Lost

23 2 0
                                        

Seharian ini Rio hanya tiduran di kasurnya sambil memandangi ponselnya, kekasihnya sudah dua minggu ini tak menghubunginya.

"SHIT!! GAK USAH BALIK SEKALIAN LO!" teriaknya frustasi.

"Berisik tau, kak!!" teriak adiknya dari lantai bawah.

"Terserah gue!" balas Rio dari kamarnya.

Setelah percakapan singkat itu dia kembali terpaku dengan ponselnya, ia seharusnya mengerti dengan kepergian kekasihnya ke rumah kedua orangtuanya.

Karena itu semata-mata hanya untuk hubungan mereka.

Mempertahankan hubungan mereka.

Hubungan yang menurut oranglain tak pantas dipertahankan.

Hubungan yang salah.

Ting!

Satu pesan masuk, senyum Rio mengembang saat melihat nama si pengirim.

Raka:
Hi?
15.06

Jangan ditanya perasaan Rio sekarang, ia senang sekali mendapat pesan dari pacarnya setelah 2 minggu.

Raka:
aku kayaknya pulang seminggu lagi.

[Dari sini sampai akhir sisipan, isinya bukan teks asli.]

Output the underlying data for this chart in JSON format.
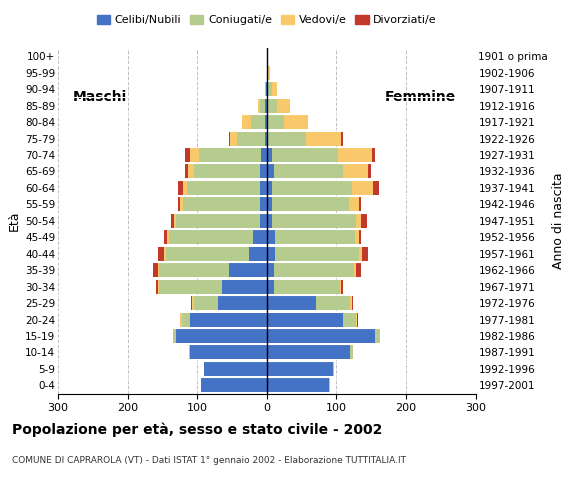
{
  "age_groups": [
    "0-4",
    "5-9",
    "10-14",
    "15-19",
    "20-24",
    "25-29",
    "30-34",
    "35-39",
    "40-44",
    "45-49",
    "50-54",
    "55-59",
    "60-64",
    "65-69",
    "70-74",
    "75-79",
    "80-84",
    "85-89",
    "90-94",
    "95-99",
    "100+"
  ],
  "birth_years": [
    "1997-2001",
    "1992-1996",
    "1987-1991",
    "1982-1986",
    "1977-1981",
    "1972-1976",
    "1967-1971",
    "1962-1966",
    "1957-1961",
    "1952-1956",
    "1947-1951",
    "1942-1946",
    "1937-1941",
    "1932-1936",
    "1927-1931",
    "1922-1926",
    "1917-1921",
    "1912-1916",
    "1907-1911",
    "1902-1906",
    "1901 o prima"
  ],
  "males": {
    "celibi": [
      95,
      90,
      110,
      130,
      110,
      70,
      65,
      55,
      25,
      20,
      10,
      10,
      10,
      10,
      8,
      3,
      3,
      2,
      1,
      0,
      0
    ],
    "coniugati": [
      0,
      0,
      2,
      5,
      12,
      35,
      90,
      100,
      120,
      120,
      120,
      110,
      105,
      95,
      90,
      40,
      20,
      8,
      2,
      0,
      0
    ],
    "vedovi": [
      0,
      0,
      0,
      0,
      2,
      2,
      2,
      2,
      3,
      3,
      3,
      4,
      6,
      8,
      12,
      10,
      12,
      3,
      0,
      0,
      0
    ],
    "divorziati": [
      0,
      0,
      0,
      0,
      1,
      2,
      2,
      7,
      8,
      5,
      5,
      4,
      6,
      4,
      8,
      2,
      0,
      0,
      0,
      0,
      0
    ]
  },
  "females": {
    "celibi": [
      90,
      95,
      120,
      155,
      110,
      70,
      10,
      10,
      12,
      12,
      8,
      8,
      8,
      10,
      8,
      2,
      2,
      2,
      2,
      1,
      0
    ],
    "coniugati": [
      1,
      2,
      4,
      8,
      18,
      50,
      95,
      115,
      120,
      115,
      120,
      110,
      115,
      100,
      95,
      55,
      22,
      12,
      5,
      1,
      0
    ],
    "vedovi": [
      0,
      0,
      0,
      0,
      2,
      2,
      2,
      3,
      5,
      5,
      8,
      15,
      30,
      35,
      48,
      50,
      35,
      20,
      8,
      2,
      0
    ],
    "divorziati": [
      0,
      0,
      0,
      0,
      1,
      2,
      3,
      8,
      8,
      3,
      8,
      3,
      8,
      5,
      5,
      2,
      0,
      0,
      0,
      0,
      0
    ]
  },
  "colors": {
    "celibi": "#4472C4",
    "coniugati": "#B5CC8E",
    "vedovi": "#F9C86A",
    "divorziati": "#C0392B"
  },
  "xlim": 300,
  "title": "Popolazione per età, sesso e stato civile - 2002",
  "subtitle": "COMUNE DI CAPRAROLA (VT) - Dati ISTAT 1° gennaio 2002 - Elaborazione TUTTITALIA.IT",
  "ylabel_left": "Età",
  "ylabel_right": "Anno di nascita",
  "label_maschi": "Maschi",
  "label_femmine": "Femmine",
  "legend_labels": [
    "Celibi/Nubili",
    "Coniugati/e",
    "Vedovi/e",
    "Divorziati/e"
  ]
}
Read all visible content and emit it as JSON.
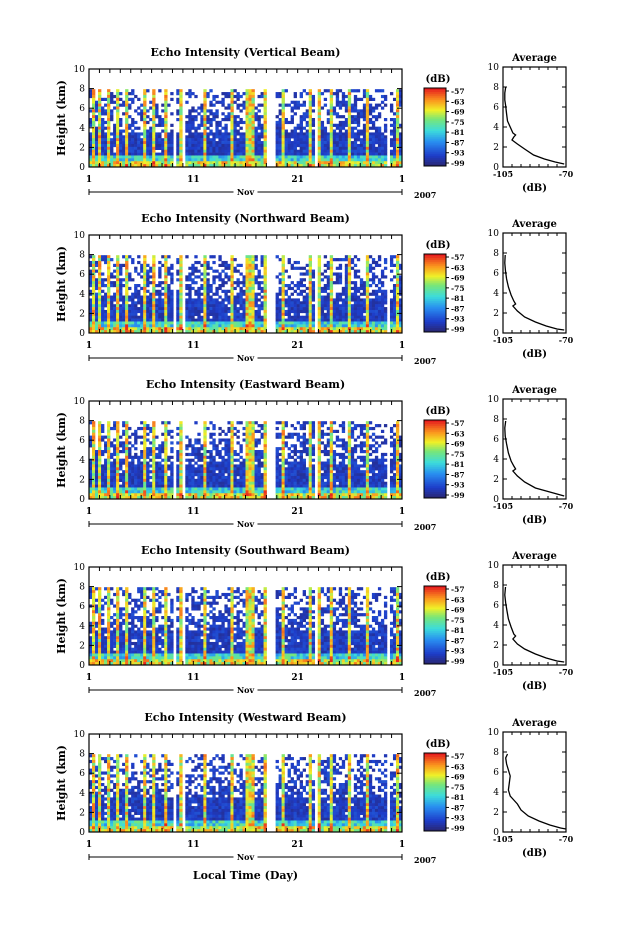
{
  "figure": {
    "xlabel": "Local Time (Day)"
  },
  "chart_data": [
    {
      "type": "heatmap",
      "title": "Echo Intensity (Vertical Beam)",
      "ylabel": "Height (km)",
      "ylim": [
        0,
        10
      ],
      "yticks": [
        "0",
        "2",
        "4",
        "6",
        "8",
        "10"
      ],
      "xticks": [
        "1",
        "11",
        "21",
        "1"
      ],
      "month_label": "Nov",
      "year_label": "2007",
      "colorbar": {
        "unit": "(dB)",
        "ticks": [
          "-57",
          "-63",
          "-69",
          "-75",
          "-81",
          "-87",
          "-93",
          "-99"
        ]
      },
      "profile": {
        "title": "Average",
        "xlabel": "(dB)",
        "xticks": [
          "-105",
          "-70"
        ],
        "xlim": [
          -105,
          -70
        ],
        "yticks": [
          "0",
          "2",
          "4",
          "6",
          "8",
          "10"
        ],
        "ylim": [
          0,
          10
        ],
        "points": [
          [
            -103.5,
            8
          ],
          [
            -104,
            7.4
          ],
          [
            -104,
            6.7
          ],
          [
            -103.5,
            6.1
          ],
          [
            -103,
            5.3
          ],
          [
            -102.5,
            4.6
          ],
          [
            -101,
            4.0
          ],
          [
            -99.5,
            3.4
          ],
          [
            -98,
            3.2
          ],
          [
            -99,
            3.0
          ],
          [
            -100,
            2.7
          ],
          [
            -97,
            2.3
          ],
          [
            -93,
            1.8
          ],
          [
            -88,
            1.2
          ],
          [
            -82,
            0.8
          ],
          [
            -76,
            0.5
          ],
          [
            -71,
            0.3
          ]
        ]
      }
    },
    {
      "type": "heatmap",
      "title": "Echo Intensity (Northward Beam)",
      "ylabel": "Height (km)",
      "ylim": [
        0,
        10
      ],
      "yticks": [
        "0",
        "2",
        "4",
        "6",
        "8",
        "10"
      ],
      "xticks": [
        "1",
        "11",
        "21",
        "1"
      ],
      "month_label": "Nov",
      "year_label": "2007",
      "colorbar": {
        "unit": "(dB)",
        "ticks": [
          "-57",
          "-63",
          "-69",
          "-75",
          "-81",
          "-87",
          "-93",
          "-99"
        ]
      },
      "profile": {
        "title": "Average",
        "xlabel": "(dB)",
        "xticks": [
          "-105",
          "-70"
        ],
        "xlim": [
          -105,
          -70
        ],
        "yticks": [
          "0",
          "2",
          "4",
          "6",
          "8",
          "10"
        ],
        "ylim": [
          0,
          10
        ],
        "points": [
          [
            -103.8,
            7.8
          ],
          [
            -104,
            7.0
          ],
          [
            -103.6,
            6.2
          ],
          [
            -103,
            5.4
          ],
          [
            -102,
            4.6
          ],
          [
            -100.5,
            3.8
          ],
          [
            -99,
            3.2
          ],
          [
            -98,
            2.9
          ],
          [
            -99.5,
            2.7
          ],
          [
            -97,
            2.2
          ],
          [
            -93,
            1.6
          ],
          [
            -87,
            1.1
          ],
          [
            -81,
            0.7
          ],
          [
            -75,
            0.4
          ],
          [
            -71,
            0.3
          ]
        ]
      }
    },
    {
      "type": "heatmap",
      "title": "Echo Intensity (Eastward Beam)",
      "ylabel": "Height (km)",
      "ylim": [
        0,
        10
      ],
      "yticks": [
        "0",
        "2",
        "4",
        "6",
        "8",
        "10"
      ],
      "xticks": [
        "1",
        "11",
        "21",
        "1"
      ],
      "month_label": "Nov",
      "year_label": "2007",
      "colorbar": {
        "unit": "(dB)",
        "ticks": [
          "-57",
          "-63",
          "-69",
          "-75",
          "-81",
          "-87",
          "-93",
          "-99"
        ]
      },
      "profile": {
        "title": "Average",
        "xlabel": "(dB)",
        "xticks": [
          "-105",
          "-70"
        ],
        "xlim": [
          -105,
          -70
        ],
        "yticks": [
          "0",
          "2",
          "4",
          "6",
          "8",
          "10"
        ],
        "ylim": [
          0,
          10
        ],
        "points": [
          [
            -103.5,
            7.8
          ],
          [
            -104,
            7.1
          ],
          [
            -103.8,
            6.3
          ],
          [
            -103,
            5.5
          ],
          [
            -102,
            4.6
          ],
          [
            -100.5,
            3.8
          ],
          [
            -99,
            3.3
          ],
          [
            -98,
            3.0
          ],
          [
            -99.5,
            2.8
          ],
          [
            -97,
            2.3
          ],
          [
            -93,
            1.7
          ],
          [
            -87,
            1.1
          ],
          [
            -81,
            0.8
          ],
          [
            -75,
            0.5
          ],
          [
            -71,
            0.3
          ]
        ]
      }
    },
    {
      "type": "heatmap",
      "title": "Echo Intensity (Southward Beam)",
      "ylabel": "Height (km)",
      "ylim": [
        0,
        10
      ],
      "yticks": [
        "0",
        "2",
        "4",
        "6",
        "8",
        "10"
      ],
      "xticks": [
        "1",
        "11",
        "21",
        "1"
      ],
      "month_label": "Nov",
      "year_label": "2007",
      "colorbar": {
        "unit": "(dB)",
        "ticks": [
          "-57",
          "-63",
          "-69",
          "-75",
          "-81",
          "-87",
          "-93",
          "-99"
        ]
      },
      "profile": {
        "title": "Average",
        "xlabel": "(dB)",
        "xticks": [
          "-105",
          "-70"
        ],
        "xlim": [
          -105,
          -70
        ],
        "yticks": [
          "0",
          "2",
          "4",
          "6",
          "8",
          "10"
        ],
        "ylim": [
          0,
          10
        ],
        "points": [
          [
            -103.6,
            7.8
          ],
          [
            -104,
            7.0
          ],
          [
            -103.5,
            6.2
          ],
          [
            -102.8,
            5.4
          ],
          [
            -102,
            4.6
          ],
          [
            -100.5,
            3.8
          ],
          [
            -99,
            3.1
          ],
          [
            -98,
            2.9
          ],
          [
            -99.5,
            2.6
          ],
          [
            -97,
            2.1
          ],
          [
            -93,
            1.6
          ],
          [
            -87,
            1.1
          ],
          [
            -81,
            0.7
          ],
          [
            -75,
            0.4
          ],
          [
            -71,
            0.3
          ]
        ]
      }
    },
    {
      "type": "heatmap",
      "title": "Echo Intensity (Westward Beam)",
      "ylabel": "Height (km)",
      "ylim": [
        0,
        10
      ],
      "yticks": [
        "0",
        "2",
        "4",
        "6",
        "8",
        "10"
      ],
      "xticks": [
        "1",
        "11",
        "21",
        "1"
      ],
      "month_label": "Nov",
      "year_label": "2007",
      "colorbar": {
        "unit": "(dB)",
        "ticks": [
          "-57",
          "-63",
          "-69",
          "-75",
          "-81",
          "-87",
          "-93",
          "-99"
        ]
      },
      "profile": {
        "title": "Average",
        "xlabel": "(dB)",
        "xticks": [
          "-105",
          "-70"
        ],
        "xlim": [
          -105,
          -70
        ],
        "yticks": [
          "0",
          "2",
          "4",
          "6",
          "8",
          "10"
        ],
        "ylim": [
          0,
          10
        ],
        "points": [
          [
            -102.5,
            7.8
          ],
          [
            -103.5,
            7.4
          ],
          [
            -103,
            6.8
          ],
          [
            -102,
            6.2
          ],
          [
            -101,
            5.6
          ],
          [
            -101.5,
            4.9
          ],
          [
            -102,
            4.2
          ],
          [
            -101,
            3.6
          ],
          [
            -99,
            3.2
          ],
          [
            -97,
            2.8
          ],
          [
            -95,
            2.2
          ],
          [
            -91,
            1.6
          ],
          [
            -85,
            1.1
          ],
          [
            -79,
            0.7
          ],
          [
            -73,
            0.4
          ],
          [
            -70,
            0.3
          ]
        ]
      }
    }
  ]
}
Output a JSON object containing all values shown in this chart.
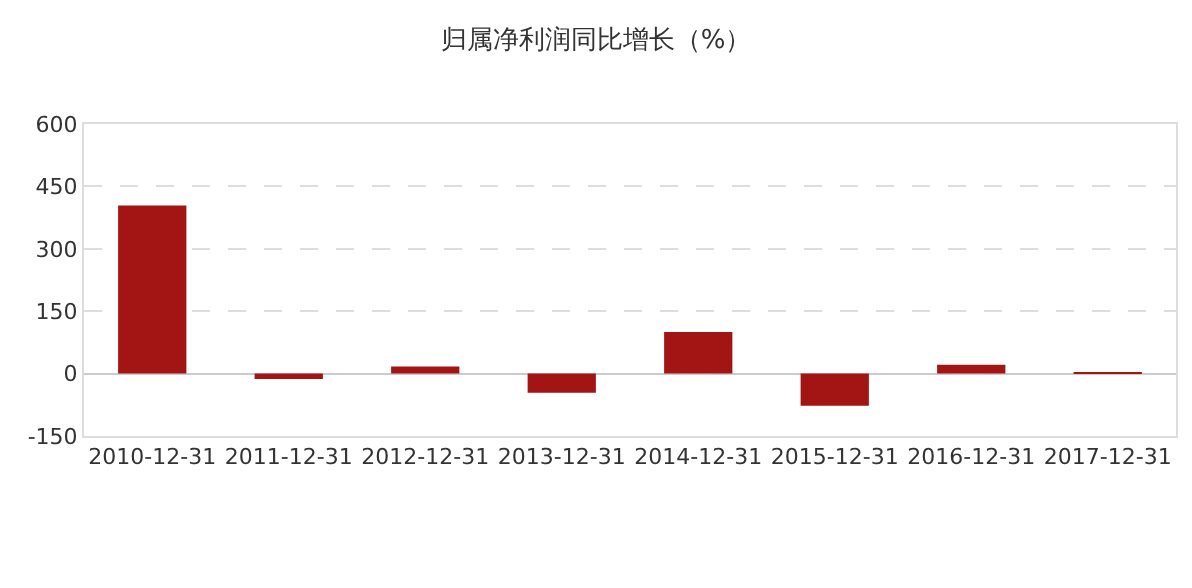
{
  "chart_data": {
    "type": "bar",
    "title": "归属净利润同比增长（%）",
    "categories": [
      "2010-12-31",
      "2011-12-31",
      "2012-12-31",
      "2013-12-31",
      "2014-12-31",
      "2015-12-31",
      "2016-12-31",
      "2017-12-31"
    ],
    "values": [
      404,
      -13,
      17,
      -46,
      100,
      -77,
      21,
      3
    ],
    "color": "#a31515",
    "ylim": [
      -150,
      600
    ],
    "yticks": [
      -150,
      0,
      150,
      300,
      450,
      600
    ],
    "grid": "y"
  }
}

Gak apa-apa kan ya?
15.08

Senyum yang sudah mekar dibibir Rio kembali redup, ia kembali bad mood.

Rio:
Gak masalah kok..
15.10

Tak berapa lama, Raka kembali membalas pesannya.

Raka:
Jangan marah. Aku disini bukan buat liburan, aku lagi memperjuangkan kamu. Memperjuangkan kita. Sabar ya?
15.15

Rio mempoutkan bibirnya, dia berusaha mengerti dengan keadaan pacarnya itu. Setelah membalas pesan itu dengan kata, ya. Rio turun ke dapur, Ibu dan adiknya sedang membuat kue.

"Bagaimana? Raka udah ada kabar?" tanya Ibunya.

Dulu keluarga Rio juga menolak mentah-mentah hubungan mereka berdua. Karena yah.. Hubungan mereka ini adalah hubungan yang tak biasa. Apalagi di Indonesia, namun ketika melihat kesungguhan mereka berdua, orangtua Rio memberikan izin walau keluarga besar tetap nyinyir.

Rio mengangguk, dia duduk. Rio tampak seperti mayat hidup, karena tatapannya terlihat kosong.

Seperti tak memiliki tujuan hidup.

"Ish.." kini adiknya, Andien menjitak Rio agar pemuda itu sadar. "Sadar napa sih kak? Kak Raka lagi berjuang, kakak yang semangat! Bukan kayak orang yang mau bunuh diri gini!!"

Rio tersenyum tipis melihat kedua wanita terpenting di hidupnya memberikan ia semangat.

"Oke."

Kemudian Rio membantu adik dan ibunya membersihkan dapur, serta meletakkan kue kering tadi di toples.

"Rio, kamu mau dirumah kan?" tanya Ibunya yang ia disambut anggukan.

"Kalau begitu, tolong jaga rumah ya? Ibu sama Andien mau belanja dulu."

"Iya, titip kripik ya, ma!"

"Iya!"

Setelah adik dan ibunya pergi, ia kembali ke kamarnya, ia memainkan PS-nya. Lebih baik ia bermain game daripada meratapi sendunya hujan yang cocok sekali dengan kondisi hatinya.